The Heritage Value of Sandfields Pumping Station

To develop Sandfields pumping station as a museum it is important to understand that heritage is not the same thing as inheritance, but it touches on a sense of what has come down to us from the past that we value and wish to pass on to the future. ‘Objects of heritage’ are the things we pay attention to because they are still meaningful to us, not only because they tell great stories about the past but because we use them to tell stories about ourselves. ‘Practices of heritage’ are customs and habits which, although intangible, also inform who we are as collectives, and help to create our collective social memory.

We use objects of heritage (artefacts, buildings, sites, landscapes) and practices of heritage (languages, music, community celebrations) to shape our ideas about who we are. For example, Sandfields is an object of heritage, not because of its importance to steam engine enthusiasts, but because it is currently used as a compelling symbol that connects us with feelings about time. Sandfields is a heritage site, because it fulfils the criteria for being an outstanding example of past activity that people want to keep for the future. Unofficially, it attracts visitors who want their own experience and to find their own meanings at the site. It is this unofficial ‘cultural work’ that goes on around the idea of Sandfields that makes it such a powerful object of heritage.

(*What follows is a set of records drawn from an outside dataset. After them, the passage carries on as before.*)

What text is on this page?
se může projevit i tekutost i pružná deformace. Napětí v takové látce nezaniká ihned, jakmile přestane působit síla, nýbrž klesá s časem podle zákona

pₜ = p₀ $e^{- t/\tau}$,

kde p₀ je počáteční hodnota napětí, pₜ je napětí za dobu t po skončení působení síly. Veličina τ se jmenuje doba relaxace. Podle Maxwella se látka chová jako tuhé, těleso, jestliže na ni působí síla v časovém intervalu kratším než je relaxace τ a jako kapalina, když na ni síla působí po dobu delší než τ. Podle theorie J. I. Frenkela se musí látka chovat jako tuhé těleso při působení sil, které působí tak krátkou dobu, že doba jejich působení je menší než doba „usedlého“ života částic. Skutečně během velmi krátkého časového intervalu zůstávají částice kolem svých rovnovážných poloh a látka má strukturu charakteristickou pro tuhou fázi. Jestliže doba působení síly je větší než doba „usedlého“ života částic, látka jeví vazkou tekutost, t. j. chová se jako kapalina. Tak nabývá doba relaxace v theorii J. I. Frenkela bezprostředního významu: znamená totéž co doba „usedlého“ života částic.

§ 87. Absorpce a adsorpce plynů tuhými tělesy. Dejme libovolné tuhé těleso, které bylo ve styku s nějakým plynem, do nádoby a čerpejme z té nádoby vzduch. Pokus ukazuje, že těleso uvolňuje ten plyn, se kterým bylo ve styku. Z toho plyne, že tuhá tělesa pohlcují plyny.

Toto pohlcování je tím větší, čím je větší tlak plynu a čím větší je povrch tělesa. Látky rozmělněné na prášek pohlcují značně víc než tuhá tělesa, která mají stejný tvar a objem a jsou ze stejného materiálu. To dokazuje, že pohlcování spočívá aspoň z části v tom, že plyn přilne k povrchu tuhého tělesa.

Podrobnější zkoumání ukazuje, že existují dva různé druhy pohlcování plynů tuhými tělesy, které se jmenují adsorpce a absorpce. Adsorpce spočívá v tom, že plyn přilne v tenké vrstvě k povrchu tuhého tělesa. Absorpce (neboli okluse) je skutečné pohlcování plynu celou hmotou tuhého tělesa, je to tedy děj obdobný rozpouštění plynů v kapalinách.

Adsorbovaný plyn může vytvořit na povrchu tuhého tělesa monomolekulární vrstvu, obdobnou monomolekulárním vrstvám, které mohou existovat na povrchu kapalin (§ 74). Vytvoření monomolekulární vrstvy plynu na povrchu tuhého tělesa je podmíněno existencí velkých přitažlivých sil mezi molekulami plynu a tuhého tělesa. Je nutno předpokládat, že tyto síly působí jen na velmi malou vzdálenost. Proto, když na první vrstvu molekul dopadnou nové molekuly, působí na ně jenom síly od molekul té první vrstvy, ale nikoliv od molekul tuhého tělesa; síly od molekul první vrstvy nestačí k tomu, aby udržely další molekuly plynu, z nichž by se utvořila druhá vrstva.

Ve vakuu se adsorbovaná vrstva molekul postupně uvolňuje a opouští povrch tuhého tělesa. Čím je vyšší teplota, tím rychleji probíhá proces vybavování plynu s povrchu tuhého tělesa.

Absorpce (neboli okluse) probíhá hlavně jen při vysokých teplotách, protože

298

Most of us are consumers, visiting museums, landscapes and heritage sites for enjoyment and learning, perhaps even collecting historic objects or restoring an old house. The way in which objects and practices from the past have survived is often the result of deliberate choices, particularly when ‘official’ heritage protection steps in. Scientific conservation involves another set of choices about what to preserve or enhance or discard; heritage tourism makes more decisions about the marketing messages; heritage curators create and select the official importance and meanings of the things they look after. Official heritage has its own history of changing ideas about how best to identify and protect heritage, and indeed an expanding definition of what ‘heritage’ is. A critical approach makes these shifts in thinking explicit and explores their implications.

Therefore it is not enough to say, well Sandfields is a place associated with some strong ideas that have had national influence. In terms of heritage one must be able to demonstrate how the site manifests those ideas, why it is important, why it has outstanding national value and then develop these themes into a useable past.

The difficulty here is that this value then has to transcend the boundaries of heritage listing. Unfortunately quite often the grounds for listing make it difficult to bring the play of local sentiment as a rational for preservation; essentially it is framed in terms of architectural and planning history rather than social  history or heritage, therefore we have to introduce other factors, for example education.